Kepada wartawan belum lama ini, Jenderal Gatot mengatakan apa yang dilakukan selama ini tidak seperti yang dipikirkan. Karena kata dia, banyak yang tidak senang terhadap dirinya. “Sejak saya instruksikan putar film G30S/PKI banyak yang gak senang sama saya. Tapi emangnya gue pikirin. Saya hanya berpikir untuk bangsa ini, untuk anak cucu kita, agar mereka tetap bisa hidup aman,” tegas Gatot.

“Urat takut saya sudah putus. Saya sudah kena tembak beberapa kali (sambil memegang paha). Dalam kondisi seperti ini mari kita semua berpikir dan bertindak untuk anak cucu kita. Tuhan akan memberi azab di dunia dan di akhirat. Pada saat kita tidak sadar, pada saat kita tidak siap. Makanya saya selalu ingatkan ke prajurit saya supaya tidak boleh takut,” ungkapnya.

Saat ditanya apakah kondisi sekarang sudah sedemikian mengkhawatirkan? Jenderal Gatot mengatakan dirinya kemana-mana kerap bercerita tentang proxy war. Ini menurutnya, sudah masuk ke semua lini. Di TNI pun ada. Itu yang mengancam negara Indonesia. “Kalau kita semua tidak berpikir untuk NKRI tinggal tunggu waktu saja hancurnya,” jelas Panglima.

Gatot mengaku berani bicara keras karena dunia ke depan sangat tergantung hidupnya dengan yang ada di ekuator. Dan dari semua wilayah ekuator itu yang paling indah dan kaya adalah Indonesia. “Lalu apa yang kita persiapkan untuk anak cucu kita? Kalau kita masih berpikir sektoral, terkotak-kotak terus, tunggu waktu hancur. Lalu bagaimana dengan anak cucu kita? ,” ujar Jenderal bintang empat kelahiran Tegal ini.

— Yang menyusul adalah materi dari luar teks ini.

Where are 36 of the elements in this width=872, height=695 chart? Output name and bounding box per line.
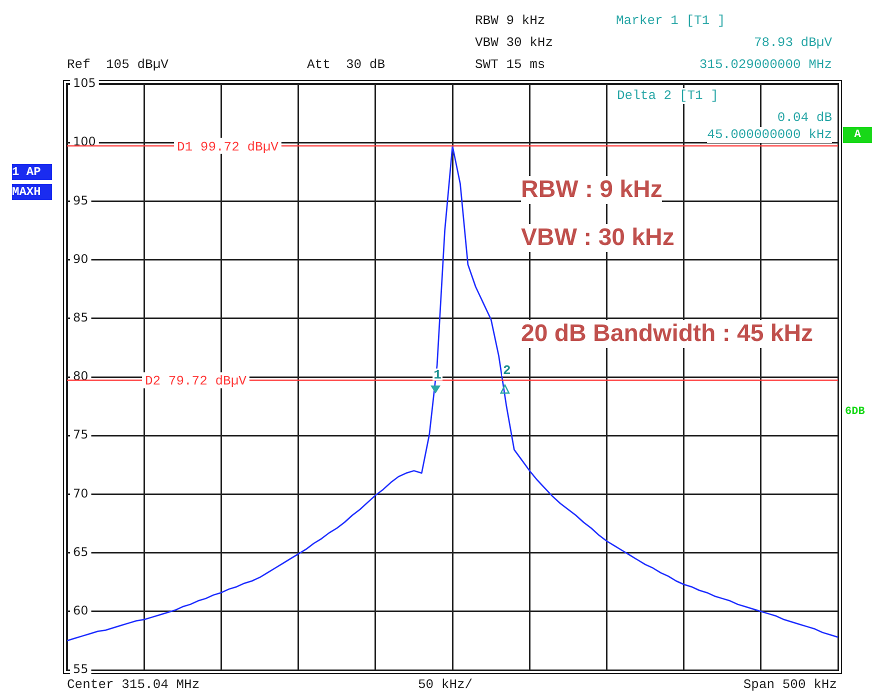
annotation: RBW : 9 kHz xyxy=(521,176,662,204)
y-tick-label: 55 xyxy=(73,662,88,676)
text: 1 AP xyxy=(12,164,52,180)
annotation: 2 xyxy=(503,362,512,378)
annotation: 20 dB Bandwidth : 45 kHz xyxy=(521,320,814,348)
y-tick-label: 105 xyxy=(73,76,96,90)
annotation: VBW : 30 kHz xyxy=(521,224,674,252)
y-tick-label: 70 xyxy=(73,486,88,500)
y-tick-label: 60 xyxy=(73,604,88,618)
y-tick-label: 75 xyxy=(73,428,88,442)
annotation: Delta 2 [T1 ] xyxy=(617,88,718,104)
text: Ref 105 dBµV xyxy=(67,57,168,73)
text: 315.029000000 MHz xyxy=(699,57,832,73)
y-tick-label: 90 xyxy=(73,252,88,266)
text: Span 500 kHz xyxy=(743,677,837,693)
y-tick-label: 85 xyxy=(73,310,88,325)
ref-line-label: D2 79.72 dBµV xyxy=(145,374,247,389)
annotation: 1 xyxy=(434,367,442,382)
text: RBW 9 kHz xyxy=(475,13,546,29)
text: Center 315.04 MHz xyxy=(67,677,200,693)
y-tick-label: 100 xyxy=(73,134,96,149)
text: 78.93 dBµV xyxy=(754,35,832,51)
text: A xyxy=(843,127,872,143)
ref-line-label: D1 99.72 dBµV xyxy=(177,139,279,154)
text: SWT 15 ms xyxy=(475,57,546,73)
annotation: 45.000000000 kHz xyxy=(707,127,832,143)
text: MAXH xyxy=(12,184,52,200)
y-tick-label: 80 xyxy=(73,369,88,384)
annotation: 0.04 dB xyxy=(777,110,832,126)
y-tick-label: 95 xyxy=(73,193,88,208)
text: VBW 30 kHz xyxy=(475,35,554,51)
text: Att 30 dB xyxy=(307,57,386,73)
text: 50 kHz/ xyxy=(418,677,473,693)
text: 6DB xyxy=(845,405,865,420)
y-tick-label: 65 xyxy=(73,544,88,559)
text: Marker 1 [T1 ] xyxy=(616,13,726,29)
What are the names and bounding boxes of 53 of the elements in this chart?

Namun demikian, Jenderal Gatot meminta kepada semua anak bangsa untuk terus berpikir untuk kemajuan Negara Kesatuan Republik Indonesia. Harus berpikir seperti pendahulu-pendahulu bangsa ini. Dimana, mereka tidak memikirkan agama, suku, golongan, kepentingan kelompok, bahkan memikirkan kepentingan pribadi. Tapi bersama-sama memikirkan bangsa negara ke depannya.

“Maka mereka membuat benteng, yaitu UUD 1945 dan Pancasila. Itu semua adalah bagaimana agar anak cucunya selamat. Dan beliau-beliau para pendiri bangsa itu berhasil. Terbukti sampai sekarang anak cucunya bangsa ini masih selamat,” ujarnya.

Terkait dengan pergantian dirinya, Jenderal Gatot menyerahkan sepenuhnya kepada Presiden Joko Widodo. Baginya pergantian itu wewenang presiden. Yang pasti dirinya sudah bersiap-siap untuk pindah dari rumah dinas. Karena, kata dia setelah keluar SKEP dirinya harus pindah.

“Saya dan istri saya sudah siap-siap. Barang-barang saya sudah saya pindah-pindahin dari rumah dinas. Karena begitu keluar SKEP saya pindah, tempat itu harus sudah rapi semuanya. Saya tunjukkan sama pengganti saya. Karena sebentar lagi saya pensiun, saya harus contohkan kepada adik-adik saya. Pesan ini yang saya sampaikan,” ujarnya.